Since then machines have gotten increasingly more complicated, and the cost of failure has become increasingly higher.
In the 20th century, preventive maintenance was the usual approach to reducing the risk of failure cost. Cars, airplanes, and other machines have scheduled maintenance intervals, design to prevent unexpected downtime. Taking your car in for service every 7,500 miles is preventive maintenance, and has been the standard model for keeping machinery running. But failure still happens, and it usually isn’t very polite about adhering to predetermined maintenance schedules.
Technology today allows predictive maintenance – machines that are actually smart enough to tell you when they need service, and accurately predict failure before it happens. Predictive maintenance software built into smart machines can dramatically reduce maintenance costs and improve throughput.
Even better, machine learning can be used to make the predictive analytics more accurate, further reducing downtime.
All of this is part of a larger trend called Industry 4.0 – a concept made possible by bringing together 21st century technologies such as cloud computing, big data, predictive analytics, and IoT (Internet of Things).

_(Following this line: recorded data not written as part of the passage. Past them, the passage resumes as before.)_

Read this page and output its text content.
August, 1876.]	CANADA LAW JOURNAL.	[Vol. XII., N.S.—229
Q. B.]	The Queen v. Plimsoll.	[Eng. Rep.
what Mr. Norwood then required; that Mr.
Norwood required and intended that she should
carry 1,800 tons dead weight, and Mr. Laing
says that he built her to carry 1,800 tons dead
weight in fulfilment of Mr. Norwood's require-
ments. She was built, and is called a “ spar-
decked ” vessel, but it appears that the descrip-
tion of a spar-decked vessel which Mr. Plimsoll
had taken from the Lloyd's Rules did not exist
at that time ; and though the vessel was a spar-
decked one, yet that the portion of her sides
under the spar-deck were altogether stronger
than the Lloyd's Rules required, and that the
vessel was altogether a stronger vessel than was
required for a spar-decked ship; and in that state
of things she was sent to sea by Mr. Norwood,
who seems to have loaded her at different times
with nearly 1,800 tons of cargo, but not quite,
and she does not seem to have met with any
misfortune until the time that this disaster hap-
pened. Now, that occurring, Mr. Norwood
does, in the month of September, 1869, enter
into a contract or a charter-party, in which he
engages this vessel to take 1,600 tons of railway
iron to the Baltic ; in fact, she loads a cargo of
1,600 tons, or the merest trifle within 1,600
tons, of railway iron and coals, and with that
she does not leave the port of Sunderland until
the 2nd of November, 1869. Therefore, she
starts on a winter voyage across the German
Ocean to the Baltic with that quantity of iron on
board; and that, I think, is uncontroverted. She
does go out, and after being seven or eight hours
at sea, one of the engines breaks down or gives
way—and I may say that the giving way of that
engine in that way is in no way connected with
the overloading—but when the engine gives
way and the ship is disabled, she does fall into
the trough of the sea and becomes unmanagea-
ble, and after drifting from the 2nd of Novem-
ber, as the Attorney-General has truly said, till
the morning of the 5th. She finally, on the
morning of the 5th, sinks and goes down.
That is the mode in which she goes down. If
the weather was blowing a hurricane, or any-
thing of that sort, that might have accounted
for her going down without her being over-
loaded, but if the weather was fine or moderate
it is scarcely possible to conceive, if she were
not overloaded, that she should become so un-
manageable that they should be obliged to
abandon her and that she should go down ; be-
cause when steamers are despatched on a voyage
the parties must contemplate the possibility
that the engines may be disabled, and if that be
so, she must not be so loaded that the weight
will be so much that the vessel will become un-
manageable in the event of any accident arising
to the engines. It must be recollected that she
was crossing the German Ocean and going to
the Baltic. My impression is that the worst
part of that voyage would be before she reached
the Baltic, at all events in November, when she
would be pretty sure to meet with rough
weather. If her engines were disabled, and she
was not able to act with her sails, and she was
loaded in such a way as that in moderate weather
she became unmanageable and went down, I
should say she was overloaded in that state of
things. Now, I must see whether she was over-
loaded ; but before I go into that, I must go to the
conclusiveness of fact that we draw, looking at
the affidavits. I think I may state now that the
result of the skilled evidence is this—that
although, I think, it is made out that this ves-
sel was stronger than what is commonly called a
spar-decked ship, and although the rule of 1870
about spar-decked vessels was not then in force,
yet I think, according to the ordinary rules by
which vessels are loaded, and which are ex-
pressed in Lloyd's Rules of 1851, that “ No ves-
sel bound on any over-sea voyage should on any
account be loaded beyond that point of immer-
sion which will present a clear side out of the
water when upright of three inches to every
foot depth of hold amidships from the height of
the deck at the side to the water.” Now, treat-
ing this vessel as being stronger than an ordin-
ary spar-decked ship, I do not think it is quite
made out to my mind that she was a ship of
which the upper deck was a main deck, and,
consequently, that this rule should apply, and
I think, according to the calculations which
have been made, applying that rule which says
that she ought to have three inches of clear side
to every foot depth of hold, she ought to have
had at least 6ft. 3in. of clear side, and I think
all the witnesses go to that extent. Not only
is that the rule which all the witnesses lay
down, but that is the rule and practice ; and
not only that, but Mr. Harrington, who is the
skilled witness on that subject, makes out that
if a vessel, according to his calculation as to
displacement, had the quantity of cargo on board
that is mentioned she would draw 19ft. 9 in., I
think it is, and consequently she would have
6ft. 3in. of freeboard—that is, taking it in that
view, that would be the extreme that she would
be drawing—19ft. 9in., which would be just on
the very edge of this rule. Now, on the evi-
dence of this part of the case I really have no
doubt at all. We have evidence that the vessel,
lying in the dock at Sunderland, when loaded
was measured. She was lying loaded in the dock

Tivix has developed custom predictive analytics software for a variety of sectors, from financial services to medical devices. But using predictive analytics for preventative maintenance is one of the most compelling use cases, with the capacity for delivering hard-dollar ROI.
Predictive Maintenance even crosses over into animal health. Tivix has developed software for our client Zoetis that helps livestock farmers know that their herd might be getting sick it’s much less expensive to cure a herd before they get sick.
So Ben Franklin was right when he said “An ounce of prevention is worth a pound of cure” (even though he probably didn’t know anything about predictive maintenance software).